Wednesday, June 23, 2010

Sharepoint

I got a chance to discuss some sharepoint things with my friends. I feel some of the points discussed are worth sharing.

Below are the points.

Difference Between Sharepoint and DotNetNuke:
· SP offers full-text indexing of the documents you store in it, and so you can search inside the documents in its libraries. DNN doesn't offer this.

· SP stores its documents very securely in the SQL database; DNN stores them as files, which means if someone knows the right path, the site's security could be bypassed and the documents downloaded directly.

· WSS was designed to integrate with Active Directory, DNN was designed to work with anonymous users and Forms Authentication.
· SP is basically used for Intranet applications. DNN is used basically for Extranet applications.

Ghosting:
Page ghosting, is a key factor in allowing a WSS farm to scale out to tens of thousands of pages across all the sites within a farm. Let me provide a quick example to
illustrate how page ghosting works.

Imagine that you have just created 100 new WSS sites from the Blank Site template. If none of these sites requires a customized version of its home page (default.aspx), would it still make sense to copy the exact same page definition file into the content database 100 times? The answer to this
question is obviously no. Fortunately, pages within a WSS site such as default.aspx are based on page templates that live on the file system of the front−end Web server. Page templates are used to provision page instances within the context of a site, such as the page that is accessible through a specific URL like http://litwareinc.com/default.aspx.

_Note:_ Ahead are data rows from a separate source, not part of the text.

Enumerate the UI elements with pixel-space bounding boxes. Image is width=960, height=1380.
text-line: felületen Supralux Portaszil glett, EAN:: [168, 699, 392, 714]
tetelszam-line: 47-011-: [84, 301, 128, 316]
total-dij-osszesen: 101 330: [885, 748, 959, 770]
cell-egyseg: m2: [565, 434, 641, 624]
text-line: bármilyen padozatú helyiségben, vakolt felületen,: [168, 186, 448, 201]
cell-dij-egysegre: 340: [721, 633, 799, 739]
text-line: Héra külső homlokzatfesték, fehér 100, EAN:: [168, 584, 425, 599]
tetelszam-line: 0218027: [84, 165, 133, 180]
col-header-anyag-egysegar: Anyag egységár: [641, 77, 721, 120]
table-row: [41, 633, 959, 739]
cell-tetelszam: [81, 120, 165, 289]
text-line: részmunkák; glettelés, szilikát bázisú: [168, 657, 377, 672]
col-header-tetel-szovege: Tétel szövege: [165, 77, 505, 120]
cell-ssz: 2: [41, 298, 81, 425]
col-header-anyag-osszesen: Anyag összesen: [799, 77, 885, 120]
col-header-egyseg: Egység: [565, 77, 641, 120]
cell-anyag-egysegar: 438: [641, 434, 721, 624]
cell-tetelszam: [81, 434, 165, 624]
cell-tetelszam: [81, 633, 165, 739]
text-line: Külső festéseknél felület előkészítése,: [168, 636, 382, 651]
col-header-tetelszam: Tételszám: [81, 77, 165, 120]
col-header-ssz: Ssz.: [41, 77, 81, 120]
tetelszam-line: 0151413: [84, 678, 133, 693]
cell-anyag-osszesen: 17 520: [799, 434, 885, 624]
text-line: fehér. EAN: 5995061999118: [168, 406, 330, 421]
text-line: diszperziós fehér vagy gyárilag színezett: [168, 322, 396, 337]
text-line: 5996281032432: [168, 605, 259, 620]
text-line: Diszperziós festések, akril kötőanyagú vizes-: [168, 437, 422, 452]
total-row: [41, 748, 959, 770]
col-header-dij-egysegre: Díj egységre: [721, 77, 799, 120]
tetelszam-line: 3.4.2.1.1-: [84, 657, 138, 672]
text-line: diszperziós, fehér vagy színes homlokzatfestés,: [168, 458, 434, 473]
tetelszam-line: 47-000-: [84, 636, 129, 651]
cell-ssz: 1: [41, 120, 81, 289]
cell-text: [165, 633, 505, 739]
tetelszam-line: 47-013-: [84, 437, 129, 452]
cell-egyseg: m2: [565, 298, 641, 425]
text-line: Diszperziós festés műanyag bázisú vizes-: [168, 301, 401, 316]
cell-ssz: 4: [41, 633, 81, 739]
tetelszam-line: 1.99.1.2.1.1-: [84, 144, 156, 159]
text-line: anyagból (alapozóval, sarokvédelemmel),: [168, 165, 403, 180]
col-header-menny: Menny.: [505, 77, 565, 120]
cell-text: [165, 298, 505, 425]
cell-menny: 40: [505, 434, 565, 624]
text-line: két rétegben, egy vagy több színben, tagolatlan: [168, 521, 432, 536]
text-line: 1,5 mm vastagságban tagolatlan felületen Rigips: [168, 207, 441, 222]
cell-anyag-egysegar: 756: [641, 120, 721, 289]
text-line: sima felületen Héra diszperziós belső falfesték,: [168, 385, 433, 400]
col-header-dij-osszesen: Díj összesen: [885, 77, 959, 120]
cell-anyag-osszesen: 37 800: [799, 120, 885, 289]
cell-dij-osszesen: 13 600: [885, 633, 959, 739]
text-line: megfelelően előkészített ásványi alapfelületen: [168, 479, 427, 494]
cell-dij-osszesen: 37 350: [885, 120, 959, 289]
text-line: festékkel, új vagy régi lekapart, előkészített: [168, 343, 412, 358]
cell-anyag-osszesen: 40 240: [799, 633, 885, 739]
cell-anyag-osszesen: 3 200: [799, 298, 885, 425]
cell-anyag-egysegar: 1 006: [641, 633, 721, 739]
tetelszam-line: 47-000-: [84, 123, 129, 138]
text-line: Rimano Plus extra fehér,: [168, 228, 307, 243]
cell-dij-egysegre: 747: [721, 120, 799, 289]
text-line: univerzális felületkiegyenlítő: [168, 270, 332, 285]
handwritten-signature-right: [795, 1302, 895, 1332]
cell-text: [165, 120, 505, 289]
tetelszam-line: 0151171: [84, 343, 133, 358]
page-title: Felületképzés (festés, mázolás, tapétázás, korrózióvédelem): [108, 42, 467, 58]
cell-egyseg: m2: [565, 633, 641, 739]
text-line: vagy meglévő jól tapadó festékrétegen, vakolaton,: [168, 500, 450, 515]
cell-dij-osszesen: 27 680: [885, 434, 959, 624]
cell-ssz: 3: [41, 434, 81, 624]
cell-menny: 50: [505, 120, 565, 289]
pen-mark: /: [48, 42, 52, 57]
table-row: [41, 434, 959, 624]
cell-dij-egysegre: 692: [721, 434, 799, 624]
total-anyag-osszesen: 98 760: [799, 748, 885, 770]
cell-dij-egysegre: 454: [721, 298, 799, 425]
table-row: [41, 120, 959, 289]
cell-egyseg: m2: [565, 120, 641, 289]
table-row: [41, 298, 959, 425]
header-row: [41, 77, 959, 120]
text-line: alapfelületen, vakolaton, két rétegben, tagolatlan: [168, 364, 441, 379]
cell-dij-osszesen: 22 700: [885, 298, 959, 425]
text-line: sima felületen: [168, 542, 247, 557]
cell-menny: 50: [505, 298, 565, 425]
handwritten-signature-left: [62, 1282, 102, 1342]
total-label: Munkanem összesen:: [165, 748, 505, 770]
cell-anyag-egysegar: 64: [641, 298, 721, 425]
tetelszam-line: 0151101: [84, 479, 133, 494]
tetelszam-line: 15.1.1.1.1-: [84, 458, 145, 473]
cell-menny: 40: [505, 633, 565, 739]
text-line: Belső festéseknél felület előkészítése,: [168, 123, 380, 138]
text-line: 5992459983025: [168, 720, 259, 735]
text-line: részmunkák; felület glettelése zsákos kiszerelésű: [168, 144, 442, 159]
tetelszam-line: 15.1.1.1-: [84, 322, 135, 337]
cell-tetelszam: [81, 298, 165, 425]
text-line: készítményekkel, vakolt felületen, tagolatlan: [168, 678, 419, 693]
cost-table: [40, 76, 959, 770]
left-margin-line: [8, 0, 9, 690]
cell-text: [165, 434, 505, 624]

When a page instance is initially provisioned from a page template, WSS doesn’t need to store a copy of it in the content database because WSS can load the page template from the file system of the Web server and use it to process any request for an uncustomized page instance. Therefore, you can say that page ghosting describes the act of processing a request for an uncustomized page instance by using a page template loaded into memory from the file system of the front−end Web
server.

Page ghosting is valuable because it eliminates the need to transfer the contents of a page definition file from the SQL Server computer with the content database to the front−end Web server computer. Page ghosting also makes it possible to process the home pages for thousands of different sites by using a single page template that is compiled into an assembly DLL and loaded into memory in the IIS worker process just once per Web application. Both of these optimizations are key factors in the scalability of WSS in high−traffic environments running thousands or tens of thousands of sites.